Chelsea merenung sesaat, lalu dengan mata mengawang jauh ia berkata, "… Pernikahan."

Lily lantas tercengang.

.

"Chelsea itu menurutmu bunga apa, Vaughn?" tanya Will.

"Mm … Raflesia arnoldi …"

"Eh?" Will mengharapkan jawaban berupa bunga mawar, anggrek, atau melati … tapi kenapa malah bunga bangkai!?

"Mengapa?" Will tetap terdengar tenang meski hatinya ketar-ketir.

"Karena dia itu … unik. Berbeda dari yang lain. Seperti bunga raflesia yang bentuknya aneh dan tak lazim, tapi menimbulkan kesan mendalam. Dan spesial."

.

Chelsea melanjutkan, "Bila nanti Vaughn menikah, aku akan memberi kejutan spesial untuknya.
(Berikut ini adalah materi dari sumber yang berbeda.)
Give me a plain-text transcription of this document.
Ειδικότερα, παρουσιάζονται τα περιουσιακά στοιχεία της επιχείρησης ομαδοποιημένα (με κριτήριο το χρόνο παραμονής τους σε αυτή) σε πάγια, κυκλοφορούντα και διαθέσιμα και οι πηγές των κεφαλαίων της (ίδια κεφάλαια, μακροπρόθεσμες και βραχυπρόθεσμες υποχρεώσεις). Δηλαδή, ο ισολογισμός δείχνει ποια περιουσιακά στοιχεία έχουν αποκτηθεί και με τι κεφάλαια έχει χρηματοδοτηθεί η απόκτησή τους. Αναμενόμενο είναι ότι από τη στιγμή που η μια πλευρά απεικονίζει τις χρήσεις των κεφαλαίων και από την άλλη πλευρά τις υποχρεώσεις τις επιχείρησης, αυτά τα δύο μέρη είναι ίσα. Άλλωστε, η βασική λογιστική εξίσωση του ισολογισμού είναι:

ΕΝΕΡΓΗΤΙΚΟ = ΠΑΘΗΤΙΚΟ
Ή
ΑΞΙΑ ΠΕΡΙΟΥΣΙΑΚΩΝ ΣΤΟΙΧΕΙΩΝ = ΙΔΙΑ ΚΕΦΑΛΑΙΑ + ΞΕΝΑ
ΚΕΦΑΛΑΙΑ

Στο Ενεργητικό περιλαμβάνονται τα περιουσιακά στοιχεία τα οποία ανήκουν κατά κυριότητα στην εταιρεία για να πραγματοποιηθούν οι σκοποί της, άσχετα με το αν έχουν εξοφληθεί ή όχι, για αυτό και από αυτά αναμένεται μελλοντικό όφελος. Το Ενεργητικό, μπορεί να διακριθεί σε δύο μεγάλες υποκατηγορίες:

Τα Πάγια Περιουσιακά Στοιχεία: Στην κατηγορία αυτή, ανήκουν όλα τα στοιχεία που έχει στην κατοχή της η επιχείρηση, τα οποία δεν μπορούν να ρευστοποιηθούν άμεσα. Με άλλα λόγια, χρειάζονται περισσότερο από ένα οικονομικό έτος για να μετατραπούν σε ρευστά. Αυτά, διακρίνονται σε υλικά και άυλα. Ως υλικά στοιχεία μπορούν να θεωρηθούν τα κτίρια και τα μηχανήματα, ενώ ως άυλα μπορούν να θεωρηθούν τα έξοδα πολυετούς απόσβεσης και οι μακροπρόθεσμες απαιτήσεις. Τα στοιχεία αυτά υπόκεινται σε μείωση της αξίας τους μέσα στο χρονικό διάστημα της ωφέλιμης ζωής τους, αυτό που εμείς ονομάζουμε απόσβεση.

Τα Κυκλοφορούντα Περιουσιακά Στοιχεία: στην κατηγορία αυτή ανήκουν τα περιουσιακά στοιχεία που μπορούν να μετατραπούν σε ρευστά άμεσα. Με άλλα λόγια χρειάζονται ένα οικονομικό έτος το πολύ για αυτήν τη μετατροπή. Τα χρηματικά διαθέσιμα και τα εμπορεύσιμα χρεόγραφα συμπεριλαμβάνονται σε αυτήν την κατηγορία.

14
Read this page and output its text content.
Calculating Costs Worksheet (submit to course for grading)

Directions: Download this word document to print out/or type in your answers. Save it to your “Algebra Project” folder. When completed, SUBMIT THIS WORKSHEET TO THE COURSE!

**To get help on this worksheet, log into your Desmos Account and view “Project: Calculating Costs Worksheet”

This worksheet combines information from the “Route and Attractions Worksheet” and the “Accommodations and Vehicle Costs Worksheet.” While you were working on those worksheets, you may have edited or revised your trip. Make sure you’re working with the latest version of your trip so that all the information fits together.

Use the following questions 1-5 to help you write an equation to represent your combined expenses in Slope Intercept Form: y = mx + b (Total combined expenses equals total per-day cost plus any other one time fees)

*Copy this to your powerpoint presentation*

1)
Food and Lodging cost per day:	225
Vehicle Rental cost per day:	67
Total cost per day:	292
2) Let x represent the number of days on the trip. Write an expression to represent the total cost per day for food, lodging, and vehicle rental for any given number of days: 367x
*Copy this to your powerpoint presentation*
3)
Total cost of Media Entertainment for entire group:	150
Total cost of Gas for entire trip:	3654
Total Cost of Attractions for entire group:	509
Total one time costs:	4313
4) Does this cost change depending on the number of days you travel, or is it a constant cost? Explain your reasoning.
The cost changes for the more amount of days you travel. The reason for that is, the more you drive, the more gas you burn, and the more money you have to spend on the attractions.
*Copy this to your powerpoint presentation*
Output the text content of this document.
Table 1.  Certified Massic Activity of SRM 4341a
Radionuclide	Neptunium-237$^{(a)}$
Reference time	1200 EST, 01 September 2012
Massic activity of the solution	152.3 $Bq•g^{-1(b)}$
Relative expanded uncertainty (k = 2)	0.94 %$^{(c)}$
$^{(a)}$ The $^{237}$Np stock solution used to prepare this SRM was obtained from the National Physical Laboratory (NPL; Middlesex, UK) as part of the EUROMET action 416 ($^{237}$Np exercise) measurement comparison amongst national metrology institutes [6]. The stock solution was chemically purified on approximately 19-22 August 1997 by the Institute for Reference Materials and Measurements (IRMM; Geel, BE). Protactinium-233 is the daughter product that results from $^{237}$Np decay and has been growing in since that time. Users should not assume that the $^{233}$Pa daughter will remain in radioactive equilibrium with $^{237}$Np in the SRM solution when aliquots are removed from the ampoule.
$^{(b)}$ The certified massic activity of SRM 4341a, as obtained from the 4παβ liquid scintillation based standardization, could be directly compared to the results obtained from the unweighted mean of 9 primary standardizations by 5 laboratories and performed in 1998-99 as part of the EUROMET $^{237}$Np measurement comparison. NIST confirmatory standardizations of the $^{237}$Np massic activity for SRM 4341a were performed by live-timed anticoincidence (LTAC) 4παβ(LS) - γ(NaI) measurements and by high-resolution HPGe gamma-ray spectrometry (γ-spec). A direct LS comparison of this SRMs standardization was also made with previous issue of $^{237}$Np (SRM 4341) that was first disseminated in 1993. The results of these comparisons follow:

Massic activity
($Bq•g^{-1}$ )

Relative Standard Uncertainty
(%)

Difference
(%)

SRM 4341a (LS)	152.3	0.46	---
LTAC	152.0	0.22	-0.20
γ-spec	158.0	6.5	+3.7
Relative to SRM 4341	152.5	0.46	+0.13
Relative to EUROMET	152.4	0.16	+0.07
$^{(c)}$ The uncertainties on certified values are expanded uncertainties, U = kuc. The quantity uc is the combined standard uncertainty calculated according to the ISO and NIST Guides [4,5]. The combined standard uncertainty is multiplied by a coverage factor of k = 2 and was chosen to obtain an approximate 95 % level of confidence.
Seperti meledakkan meja, atau menumpahkan oli di lantai agar ia terpeleset saat berjalan menuju altar."

Lily menepuk jidat. "Astaga, sebenarnya kau itu menganggap Vaughn apa sih?"

"Mm, bagaimana ya? Dia itu orang yang sangat enak untuk dijahili. Melihat dia wajahnya tertekuk kesal karena ulah isengku adalah sebuah kepuasan bagiku. Aku tak bisa membayangkan bila tidak ada dia—siapa lagi yang bisa kukerjai?"

Ini lebih parah dari friendzone, batin Lily sweatdrop.

.

Will tertegun. Meski bunganya tidak seelit mawar atau anggrek, tapi filosofinya bagus juga.

"Dan terkadang dia itu bau keringat dan sapi," tambah Vaughn. "Sangat cocok dengan bunga itu."

Will menarik kembali kekagumannya.

.

Lily berkacak pinggang. "Seriuslah sedikit, Chelsea! Aku tahu kau memang suka bercanda, tapi coba kesampingkan dulu sifat itu. Berpikirlah sebagai seorang gadis."

Melihat si perempuan Asia seserius itu, Chelsea tak sanggup membantah. "Ba-baiklah, sekarang aku dalam mode berpikir ala gadis remaja."

Senyum simpul diulas. "Nah, gadis manis, apakah ada tindakannya yang bisa membuatmu berdebar?"

.

"Ehm," Will berdeham untuk menghilangkan rasa tengsin. "Uh, jadi—si bunga raflesia ini, apakah kau rela melakukan apa pun untuk melindunginya agar tetap mekar indah?"

.

Saat permainan rumah-rumahan, sebersit perasaan aneh sempat melintas di dada Chelsea, namun buru-buru ia tampik dan abaikan.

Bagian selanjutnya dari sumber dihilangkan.